EDIT: I've added code for the chaining behavior I was talking about. Just replace the result handler each subsequent time you call the remoteObject.
...
remoteObject.function1(...);
...
private var resultHandler1(event:ResultEvent):void
{
...
remoteObject.removeEventListener(resultHandler1);
remoteObject.addEventListener(ResultEvent.RESULT, resultHandler2);
remoteObject.function2(...);
}
private var resultHandler2(event:ResultEvent):void
{
...
}
I achieved the same in two ways: First, as said above the use of state machines. It may get tricky at times. Second, the use of command queues - I think this is the best way to do it... but the downside is that the UI may not be very reflective in this time.
you should perhaps try and make one request with with all the data u want to be recieved synchronous and then make the different classes that need data listen to the correct data for that class.
ex:
// request
remoteobject.GetData();
// on received request
private function receivedData(evt:ResultEvent):void
{
for each (var resultobject:ResultObjectVO in evt.result)
{
var eventModel:Object;
var event:DataEvents = new DataEvents(resultobject.ResultType);
event.data = eventModel;
eventdispatcher.dispatchEvent(event);
}
}
Something like this. Hopes this helps.
No, why would you wish to do that anyway.
Flex makes things asynchronous so that the user isn't forced to sit and wait while data is coming back.
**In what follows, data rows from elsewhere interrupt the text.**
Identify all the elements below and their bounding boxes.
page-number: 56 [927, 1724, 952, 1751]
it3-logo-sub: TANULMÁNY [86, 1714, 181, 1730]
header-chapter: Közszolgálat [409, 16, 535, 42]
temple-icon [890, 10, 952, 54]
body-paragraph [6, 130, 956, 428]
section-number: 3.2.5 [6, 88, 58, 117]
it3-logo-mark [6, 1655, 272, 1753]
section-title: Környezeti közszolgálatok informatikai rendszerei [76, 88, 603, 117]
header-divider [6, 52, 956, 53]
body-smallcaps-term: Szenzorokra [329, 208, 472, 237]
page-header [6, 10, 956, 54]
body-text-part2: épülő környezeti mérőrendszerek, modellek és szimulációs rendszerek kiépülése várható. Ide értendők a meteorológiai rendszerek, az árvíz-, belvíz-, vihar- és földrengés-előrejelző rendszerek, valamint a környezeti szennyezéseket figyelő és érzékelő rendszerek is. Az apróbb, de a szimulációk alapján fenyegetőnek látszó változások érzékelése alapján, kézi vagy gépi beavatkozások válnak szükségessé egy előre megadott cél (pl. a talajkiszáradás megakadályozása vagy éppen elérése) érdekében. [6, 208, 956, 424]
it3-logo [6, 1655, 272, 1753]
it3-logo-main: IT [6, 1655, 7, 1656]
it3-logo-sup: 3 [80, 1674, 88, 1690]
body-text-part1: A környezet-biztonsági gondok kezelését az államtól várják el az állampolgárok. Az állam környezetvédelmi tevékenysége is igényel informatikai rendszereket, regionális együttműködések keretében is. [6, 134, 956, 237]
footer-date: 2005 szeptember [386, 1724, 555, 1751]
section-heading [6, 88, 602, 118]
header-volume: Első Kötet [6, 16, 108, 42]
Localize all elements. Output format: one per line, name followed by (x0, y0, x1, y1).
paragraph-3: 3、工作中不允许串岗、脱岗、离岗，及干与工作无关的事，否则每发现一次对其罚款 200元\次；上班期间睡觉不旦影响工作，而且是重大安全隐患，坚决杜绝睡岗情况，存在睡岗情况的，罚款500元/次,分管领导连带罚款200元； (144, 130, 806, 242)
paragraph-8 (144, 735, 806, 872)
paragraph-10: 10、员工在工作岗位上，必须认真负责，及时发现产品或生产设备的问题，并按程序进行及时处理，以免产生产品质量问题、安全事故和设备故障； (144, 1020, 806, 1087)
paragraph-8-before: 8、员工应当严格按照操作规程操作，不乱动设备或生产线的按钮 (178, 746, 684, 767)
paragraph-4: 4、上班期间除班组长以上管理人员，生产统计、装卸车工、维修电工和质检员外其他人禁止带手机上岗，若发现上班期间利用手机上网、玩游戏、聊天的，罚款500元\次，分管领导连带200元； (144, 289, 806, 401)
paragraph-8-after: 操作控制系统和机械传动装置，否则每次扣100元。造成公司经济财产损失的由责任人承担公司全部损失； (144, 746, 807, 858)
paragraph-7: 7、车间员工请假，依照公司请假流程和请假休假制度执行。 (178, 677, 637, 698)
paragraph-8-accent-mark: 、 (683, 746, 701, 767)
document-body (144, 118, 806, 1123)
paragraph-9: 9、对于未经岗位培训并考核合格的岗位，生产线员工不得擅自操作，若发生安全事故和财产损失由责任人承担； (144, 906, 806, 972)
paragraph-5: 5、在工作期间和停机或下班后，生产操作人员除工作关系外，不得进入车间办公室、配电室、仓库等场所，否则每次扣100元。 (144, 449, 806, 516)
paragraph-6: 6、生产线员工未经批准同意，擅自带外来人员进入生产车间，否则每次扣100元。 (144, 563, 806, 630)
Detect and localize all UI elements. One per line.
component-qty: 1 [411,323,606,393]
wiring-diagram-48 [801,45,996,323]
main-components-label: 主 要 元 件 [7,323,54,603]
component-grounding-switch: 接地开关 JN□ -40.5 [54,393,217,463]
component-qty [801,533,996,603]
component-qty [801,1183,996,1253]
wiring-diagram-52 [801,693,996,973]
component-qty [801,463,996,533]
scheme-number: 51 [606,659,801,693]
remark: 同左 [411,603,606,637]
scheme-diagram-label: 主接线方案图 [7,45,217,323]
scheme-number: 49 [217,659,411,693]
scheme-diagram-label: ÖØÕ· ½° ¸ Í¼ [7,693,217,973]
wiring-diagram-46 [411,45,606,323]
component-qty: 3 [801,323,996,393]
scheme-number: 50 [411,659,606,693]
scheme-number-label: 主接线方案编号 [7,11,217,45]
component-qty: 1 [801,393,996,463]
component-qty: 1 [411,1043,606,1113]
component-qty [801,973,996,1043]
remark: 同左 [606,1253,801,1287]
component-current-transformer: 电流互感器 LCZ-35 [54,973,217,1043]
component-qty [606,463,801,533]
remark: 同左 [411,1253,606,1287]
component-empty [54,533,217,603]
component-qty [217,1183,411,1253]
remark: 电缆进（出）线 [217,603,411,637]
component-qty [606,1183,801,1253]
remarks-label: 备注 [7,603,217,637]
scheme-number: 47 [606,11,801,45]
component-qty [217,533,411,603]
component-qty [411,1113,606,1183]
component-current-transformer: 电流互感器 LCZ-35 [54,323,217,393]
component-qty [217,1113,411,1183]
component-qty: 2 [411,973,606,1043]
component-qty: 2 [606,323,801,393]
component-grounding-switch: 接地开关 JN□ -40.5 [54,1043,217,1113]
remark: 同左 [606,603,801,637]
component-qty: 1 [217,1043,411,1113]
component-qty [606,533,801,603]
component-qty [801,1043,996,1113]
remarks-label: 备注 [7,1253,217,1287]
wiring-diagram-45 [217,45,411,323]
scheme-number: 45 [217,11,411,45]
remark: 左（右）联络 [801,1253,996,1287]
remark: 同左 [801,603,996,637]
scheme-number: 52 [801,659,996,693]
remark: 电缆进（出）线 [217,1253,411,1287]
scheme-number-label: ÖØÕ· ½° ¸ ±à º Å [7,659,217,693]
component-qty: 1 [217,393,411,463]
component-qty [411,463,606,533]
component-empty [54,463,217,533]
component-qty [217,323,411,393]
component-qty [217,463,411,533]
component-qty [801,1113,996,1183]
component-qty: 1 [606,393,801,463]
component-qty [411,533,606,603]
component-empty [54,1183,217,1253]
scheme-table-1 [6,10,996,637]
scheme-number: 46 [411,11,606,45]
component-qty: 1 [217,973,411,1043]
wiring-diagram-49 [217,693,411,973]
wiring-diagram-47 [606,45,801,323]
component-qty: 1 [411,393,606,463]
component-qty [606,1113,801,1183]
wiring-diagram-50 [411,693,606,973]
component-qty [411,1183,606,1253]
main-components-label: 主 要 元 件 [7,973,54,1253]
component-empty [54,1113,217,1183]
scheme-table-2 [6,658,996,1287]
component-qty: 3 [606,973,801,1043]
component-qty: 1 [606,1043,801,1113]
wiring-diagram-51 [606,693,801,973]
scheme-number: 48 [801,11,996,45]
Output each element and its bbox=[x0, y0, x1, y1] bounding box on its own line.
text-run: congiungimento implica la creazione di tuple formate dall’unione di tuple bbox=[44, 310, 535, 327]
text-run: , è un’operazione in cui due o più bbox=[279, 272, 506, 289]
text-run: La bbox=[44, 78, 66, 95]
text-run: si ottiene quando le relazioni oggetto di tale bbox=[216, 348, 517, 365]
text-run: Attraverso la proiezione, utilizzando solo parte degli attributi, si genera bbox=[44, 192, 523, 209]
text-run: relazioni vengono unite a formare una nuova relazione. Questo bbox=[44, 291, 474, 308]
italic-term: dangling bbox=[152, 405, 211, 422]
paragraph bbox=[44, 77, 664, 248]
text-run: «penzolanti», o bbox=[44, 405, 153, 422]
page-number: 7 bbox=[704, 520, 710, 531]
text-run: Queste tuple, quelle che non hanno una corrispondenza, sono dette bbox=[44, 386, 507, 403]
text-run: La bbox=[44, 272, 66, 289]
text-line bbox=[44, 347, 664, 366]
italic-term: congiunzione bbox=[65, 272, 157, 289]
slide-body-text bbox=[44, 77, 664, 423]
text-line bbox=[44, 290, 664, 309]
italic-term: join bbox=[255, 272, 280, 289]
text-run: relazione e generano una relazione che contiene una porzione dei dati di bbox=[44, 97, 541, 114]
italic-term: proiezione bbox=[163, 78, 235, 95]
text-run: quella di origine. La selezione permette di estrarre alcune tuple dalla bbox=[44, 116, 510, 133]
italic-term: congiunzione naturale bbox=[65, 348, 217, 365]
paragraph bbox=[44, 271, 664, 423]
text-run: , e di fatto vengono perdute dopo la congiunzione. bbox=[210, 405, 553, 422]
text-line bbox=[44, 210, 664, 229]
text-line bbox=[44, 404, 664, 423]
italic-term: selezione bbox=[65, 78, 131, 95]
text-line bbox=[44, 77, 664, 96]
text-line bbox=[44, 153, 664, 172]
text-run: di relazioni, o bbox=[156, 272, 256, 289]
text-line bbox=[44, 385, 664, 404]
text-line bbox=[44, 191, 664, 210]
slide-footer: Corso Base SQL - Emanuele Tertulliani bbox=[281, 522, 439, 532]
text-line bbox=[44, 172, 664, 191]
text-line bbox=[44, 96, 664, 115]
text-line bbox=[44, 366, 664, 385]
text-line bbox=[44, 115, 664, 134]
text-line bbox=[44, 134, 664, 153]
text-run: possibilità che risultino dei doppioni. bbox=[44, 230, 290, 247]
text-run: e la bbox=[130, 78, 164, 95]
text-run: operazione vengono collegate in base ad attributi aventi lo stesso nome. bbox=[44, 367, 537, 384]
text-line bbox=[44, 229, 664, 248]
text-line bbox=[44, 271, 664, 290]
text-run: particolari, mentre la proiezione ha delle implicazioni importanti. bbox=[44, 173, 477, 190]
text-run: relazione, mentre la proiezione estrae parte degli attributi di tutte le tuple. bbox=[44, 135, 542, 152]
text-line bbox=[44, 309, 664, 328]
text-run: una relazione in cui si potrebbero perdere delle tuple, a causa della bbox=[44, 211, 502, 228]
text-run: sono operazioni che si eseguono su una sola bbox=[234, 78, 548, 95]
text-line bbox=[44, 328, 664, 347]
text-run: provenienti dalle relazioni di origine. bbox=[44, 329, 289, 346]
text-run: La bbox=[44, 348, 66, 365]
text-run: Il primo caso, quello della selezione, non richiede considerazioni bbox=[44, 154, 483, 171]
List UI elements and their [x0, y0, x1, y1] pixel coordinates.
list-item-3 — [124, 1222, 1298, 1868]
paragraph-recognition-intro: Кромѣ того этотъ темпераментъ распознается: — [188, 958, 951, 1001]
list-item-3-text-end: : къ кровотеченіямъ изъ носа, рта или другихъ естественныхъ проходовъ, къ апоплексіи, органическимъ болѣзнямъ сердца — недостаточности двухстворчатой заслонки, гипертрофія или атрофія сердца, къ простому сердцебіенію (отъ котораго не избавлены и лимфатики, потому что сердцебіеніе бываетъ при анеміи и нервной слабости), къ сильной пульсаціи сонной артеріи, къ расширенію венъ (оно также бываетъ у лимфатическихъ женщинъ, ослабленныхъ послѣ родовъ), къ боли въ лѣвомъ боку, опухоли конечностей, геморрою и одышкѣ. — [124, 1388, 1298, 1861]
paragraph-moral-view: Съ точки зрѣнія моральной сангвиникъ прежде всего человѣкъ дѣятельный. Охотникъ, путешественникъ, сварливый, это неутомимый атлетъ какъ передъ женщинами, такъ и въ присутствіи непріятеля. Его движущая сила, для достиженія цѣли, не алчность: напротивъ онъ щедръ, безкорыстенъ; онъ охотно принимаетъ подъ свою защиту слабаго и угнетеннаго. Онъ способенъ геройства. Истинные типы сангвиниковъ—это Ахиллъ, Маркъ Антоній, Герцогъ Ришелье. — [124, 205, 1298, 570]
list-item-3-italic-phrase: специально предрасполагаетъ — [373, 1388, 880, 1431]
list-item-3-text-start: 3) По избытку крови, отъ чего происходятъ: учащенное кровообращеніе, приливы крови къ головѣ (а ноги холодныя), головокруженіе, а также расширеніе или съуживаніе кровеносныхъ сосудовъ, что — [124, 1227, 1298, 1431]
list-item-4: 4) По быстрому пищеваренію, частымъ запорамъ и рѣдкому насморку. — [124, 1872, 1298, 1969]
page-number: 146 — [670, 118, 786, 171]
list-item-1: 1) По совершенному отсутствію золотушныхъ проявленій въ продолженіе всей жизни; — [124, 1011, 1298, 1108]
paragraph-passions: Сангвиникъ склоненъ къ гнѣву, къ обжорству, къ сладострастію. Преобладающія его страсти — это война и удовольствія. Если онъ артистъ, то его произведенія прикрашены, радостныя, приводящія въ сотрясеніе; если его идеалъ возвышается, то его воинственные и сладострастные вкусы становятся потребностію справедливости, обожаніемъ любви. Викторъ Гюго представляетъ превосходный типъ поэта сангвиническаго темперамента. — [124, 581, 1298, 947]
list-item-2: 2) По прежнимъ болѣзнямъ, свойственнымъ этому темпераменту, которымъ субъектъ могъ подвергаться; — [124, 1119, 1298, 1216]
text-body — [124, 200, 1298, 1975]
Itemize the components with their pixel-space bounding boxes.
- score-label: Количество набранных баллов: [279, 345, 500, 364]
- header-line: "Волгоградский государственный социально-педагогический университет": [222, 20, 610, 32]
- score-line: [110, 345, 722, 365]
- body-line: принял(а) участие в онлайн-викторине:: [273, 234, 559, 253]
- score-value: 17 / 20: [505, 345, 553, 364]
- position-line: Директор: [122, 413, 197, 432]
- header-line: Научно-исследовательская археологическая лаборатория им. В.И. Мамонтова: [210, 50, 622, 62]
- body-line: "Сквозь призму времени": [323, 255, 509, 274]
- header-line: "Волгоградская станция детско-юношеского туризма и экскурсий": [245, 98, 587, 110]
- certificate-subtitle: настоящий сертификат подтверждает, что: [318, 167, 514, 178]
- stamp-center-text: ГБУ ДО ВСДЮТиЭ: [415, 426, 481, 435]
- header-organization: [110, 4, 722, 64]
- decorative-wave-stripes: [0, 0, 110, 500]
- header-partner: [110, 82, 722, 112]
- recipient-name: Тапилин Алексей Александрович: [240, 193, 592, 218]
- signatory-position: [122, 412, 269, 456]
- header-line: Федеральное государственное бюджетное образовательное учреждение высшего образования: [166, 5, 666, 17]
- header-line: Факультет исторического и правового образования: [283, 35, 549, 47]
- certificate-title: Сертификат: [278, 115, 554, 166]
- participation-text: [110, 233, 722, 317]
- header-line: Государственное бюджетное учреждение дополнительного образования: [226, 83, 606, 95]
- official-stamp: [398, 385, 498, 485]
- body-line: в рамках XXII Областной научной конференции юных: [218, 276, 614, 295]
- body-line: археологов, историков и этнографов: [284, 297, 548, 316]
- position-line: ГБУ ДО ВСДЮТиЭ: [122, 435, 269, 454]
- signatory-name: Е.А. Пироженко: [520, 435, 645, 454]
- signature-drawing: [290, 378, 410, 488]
It would be a very poor user expereince if each time an app requested data the user had to wait on it coming back before anything else could happen.
from comment
No you don't need synchronus behaivour. If you're making say 2 calls and call 2 comes in before call 1, but 2 relies on the data inside 1 then you're left with either don't fire off event 2 till 1 comes back (this will slow down your app - much like synchronus events) or implement a way to check that event 1 has come back in event 2's handler (there are many ways you could do this).
If you're firing off many events then why not have a wrapper class of some description that tracks your events and doesn't do anything on the responses until all events are back.
You can use the AsyncToken to keep track of individual requests, so if you are firing of loads at once then you can find out exaclty whats come back and whats not.
You all are somehow mistaken or not using flex from adobe, if you send 2 calls to the server, no matter if each has an individual resquestObject the second one will ONLY be returned after the first one finish, even if the second one takes 1 milisecond to process. Just try the fibonnaci 1/40 example.
Maybe if you call a synchronous XMLHttpRequest calling JavaScript on Flex, you can do this.